Llevo una temporada más o menos bien de la cabeza. Por eso aprovecho todos esos momentos estelares para un vicio que adquirí desde pequeño: leer. Paseando por la calle Rosario me paró Paco, el de García Bozano, y me dijo que había salido un libro sobre cosas de La Isla que me iba a gustar.

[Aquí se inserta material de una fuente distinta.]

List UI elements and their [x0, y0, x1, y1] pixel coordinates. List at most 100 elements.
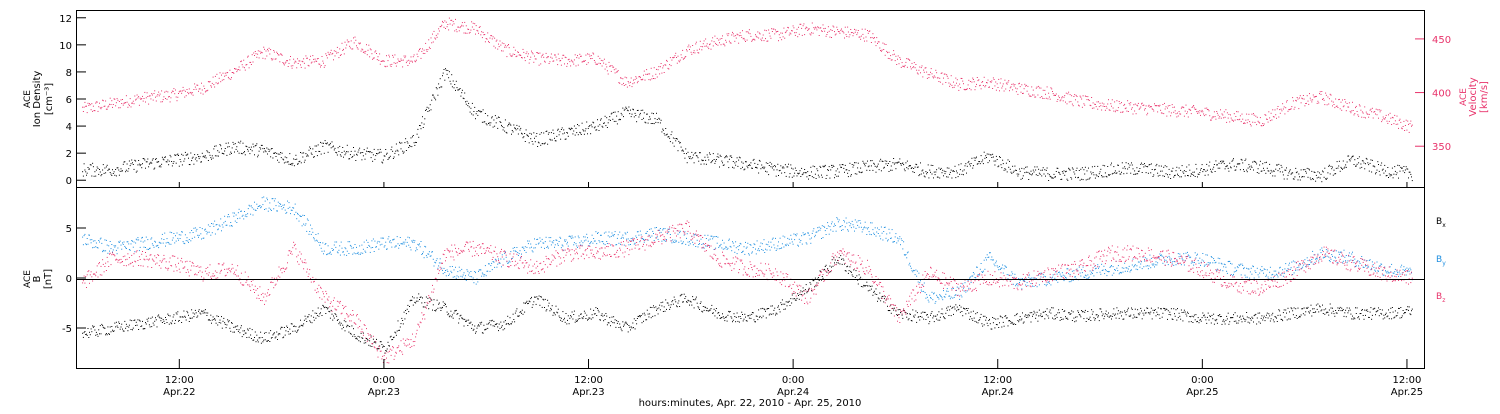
- data-point: [389, 155, 391, 157]
- data-point: [1172, 106, 1174, 108]
- data-point: [110, 173, 112, 175]
- data-point: [763, 40, 765, 42]
- data-point: [237, 150, 239, 152]
- data-point: [128, 103, 130, 105]
- data-point: [379, 63, 381, 65]
- data-point: [425, 110, 427, 111]
- data-point: [1144, 312, 1146, 314]
- data-point: [1347, 106, 1349, 108]
- data-point: [200, 313, 202, 315]
- data-point: [243, 334, 245, 336]
- data-point: [1196, 321, 1198, 323]
- data-point: [454, 84, 456, 85]
- data-point: [784, 164, 786, 166]
- data-point: [928, 77, 930, 79]
- data-point: [1065, 317, 1067, 319]
- data-point: [920, 173, 922, 175]
- data-point: [801, 27, 803, 29]
- data-point: [1092, 311, 1094, 313]
- data-point: [678, 60, 680, 62]
- data-point: [873, 37, 875, 38]
- data-point: [802, 25, 804, 27]
- data-point: [1098, 176, 1099, 178]
- data-point: [692, 296, 694, 298]
- data-point: [693, 307, 695, 309]
- data-point: [587, 62, 589, 64]
- data-point: [599, 124, 601, 126]
- data-point: [338, 151, 340, 152]
- data-point: [240, 327, 242, 329]
- data-point: [412, 56, 414, 58]
- data-point: [273, 333, 275, 335]
- data-point: [1246, 122, 1248, 124]
- data-point: [569, 317, 571, 319]
- data-point: [606, 66, 608, 68]
- data-point: [303, 319, 305, 321]
- data-point: [86, 334, 88, 336]
- data-point: [126, 163, 128, 165]
- data-point: [601, 313, 603, 315]
- data-point: [1313, 96, 1315, 98]
- data-point: [937, 77, 939, 79]
- data-point: [848, 36, 850, 38]
- data-point: [613, 120, 615, 122]
- data-point: [1274, 175, 1276, 177]
- data-point: [1216, 111, 1218, 112]
- data-point: [234, 326, 236, 328]
- data-point: [1014, 84, 1016, 85]
- data-point: [1271, 119, 1273, 121]
- data-point: [554, 54, 556, 56]
- data-point: [458, 322, 460, 324]
- data-point: [192, 94, 194, 96]
- data-point: [755, 315, 757, 317]
- data-point: [1174, 315, 1176, 317]
- data-point: [1328, 165, 1330, 167]
- data-point: [997, 87, 999, 88]
- data-point: [991, 80, 993, 82]
- data-point: [675, 140, 677, 142]
- data-point: [692, 157, 694, 159]
- data-point: [1235, 116, 1237, 117]
- data-point: [181, 90, 183, 92]
- data-point: [742, 162, 744, 164]
- data-point: [669, 308, 671, 310]
- data-point: [89, 334, 91, 336]
- data-point: [481, 31, 483, 33]
- data-point: [503, 43, 505, 45]
- data-point: [1309, 169, 1310, 171]
- data-point: [1021, 318, 1023, 320]
- data-point: [96, 101, 98, 103]
- data-point: [354, 336, 356, 338]
- data-point: [1276, 108, 1278, 110]
- data-point: [474, 106, 476, 108]
- data-point: [967, 308, 969, 309]
- data-point: [1141, 310, 1142, 312]
- data-point: [857, 167, 859, 169]
- data-point: [1101, 102, 1103, 104]
- data-point: [699, 152, 701, 154]
- data-point: [708, 159, 710, 161]
- data-point: [345, 321, 347, 323]
- data-point: [1378, 170, 1380, 172]
- data-point: [1064, 174, 1066, 176]
- data-point: [363, 149, 365, 151]
- data-point: [898, 63, 900, 65]
- data-point: [1361, 116, 1363, 118]
- data-point: [1094, 103, 1096, 105]
- data-point: [1386, 120, 1388, 122]
- data-point: [298, 60, 300, 62]
- data-point: [111, 175, 113, 176]
- data-point: [771, 167, 773, 169]
- data-point: [1340, 166, 1342, 168]
- data-point: [1032, 313, 1034, 315]
- data-point: [130, 163, 132, 165]
- data-point: [315, 317, 317, 319]
- data-point: [853, 32, 855, 34]
- data-point: [679, 59, 681, 61]
- data-point: [687, 46, 689, 48]
- data-point: [401, 317, 403, 319]
- data-point: [465, 25, 467, 27]
- data-point: [758, 159, 760, 161]
- data-point: [1104, 109, 1106, 111]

Y que además en ese libro aparecía el nombre de mi abuela Rosario la de la Loza. No lo dudé un momento y lo compré. De rato en rato lo he ido leyendo y ayer por fin lo terminé. Se trata de la “Historia pequeña de La Isla de San Fernando” de Julio Molina Font. Y tengo que decir que me ha gustado bastante y que el cañaílla que no lo lea tendría que estar encerrado como yo en este manicomio hasta que lo leyera. Contiene tantas cosas nuestras, que, como dice en su prólogo José Carlos Fernández Moreno, “el autor…desborda toda una marea de isleñismo que vuelca en sus páginas y éstas, a su vez, en el ánima del lector, que asiste entusiasmado a un heterogéneo escaparate de papel en el que son mostradas un sinfín de esas “historias” que dan forma a la entrañable y, a veces, emocionante pequeña historia-grandiosa historia, aunque parezca contradictorio-de La Isla de San Fernando…”
Por sus páginas pasan personajes nuestros, lugares nuestros, edificios nuestros, costumbres e historias nuestras…que nos traen a la memoria unos tiempos ya imposibles de vivir de nuevo, pero que, gracias a Julio Molina, quedan fijados por escrito para la posteridad con todo lujo de detalles. Es famoso el dicho latino “verba volant, scripta manent”, es decir, “las palabras vuelan, los escritos permanecen”. Y permanecerán en el recuerdo de todos los cañaíllas aquellos patios de vecinos, la Velada de La Isla, la Prensa de entonces, los güichis, las ventas, los freidores, los almacenes de ultramarinos, los guateques… Paseando con mi nieto en bicicleta por los esteros yo le explicaba ayer algunas cosas del pasado de La Isla y él me preguntaba si estos tiempos son mejores que aquellos. Tengo que confesar que por un momento lo puse en duda, aunque terminé contestándole, a sabiendas de que me salía por la tangente, que el mundo debe ir a mejor. Había pobreza, pero aparecía la solidaridad; había pocos medios, pero aparecía el afán de superación; había una cruda realidad, pero aparecía el deseo de soñar un mundo mejor.
Incluso los locos tenemos un sexto sentido por el que nos estremecemos cuando abrimos páginas como las de este libro y cerramos los ojos deseando volver a nacer para volver a vivir. Es verdad que pasamos por este valle de lágrimas sin darnos cuenta de que los tiempos que vamos dejando atrás nos vienen dados en una plenitud fantástica y que desgraciadamente no ponemos los cinco sentidos en ejercitar la observación de tan maravilloso espectáculo. A mí me admira que Julio Molina despliegue tal cantidad de detalles y datos, que uno se dice: yo estaba allí y no me di cuenta de esto o de aquello que él me cuenta. Según el autor, ha recibido la inestimable colaboración de cañaíllas y amigos que le han ayudado en la tremenda tarea de reflejar toda una época y toda una ciudad. La cantidad de detalles que se extienden en el libro son apabullantes; muchos de ellos eran totalmente desconocidos por mí y no hay cosa que reconforte más que el conocimiento de todo aquello que siempre, por una u otra causa, fue ignorado.
Pues bien, a todos ellos y al propio autor, este loco quiere en estas líneas agradecer el trabajo que se han tomado, las horas que le han dedicado y el esfuerzo que han puesto en no dejar que se pierda en las telarañas del tiempo toda esa riqueza que los cañaíllas hemos cultivado a través de nuestra pequeña historia.
Gracias por mencionar a mi abuela y todos esperamos que este libro sea el primero de una larga lista que nos lleve a emocionarnos y a reconciliarnos con nuestro excepcional pasado.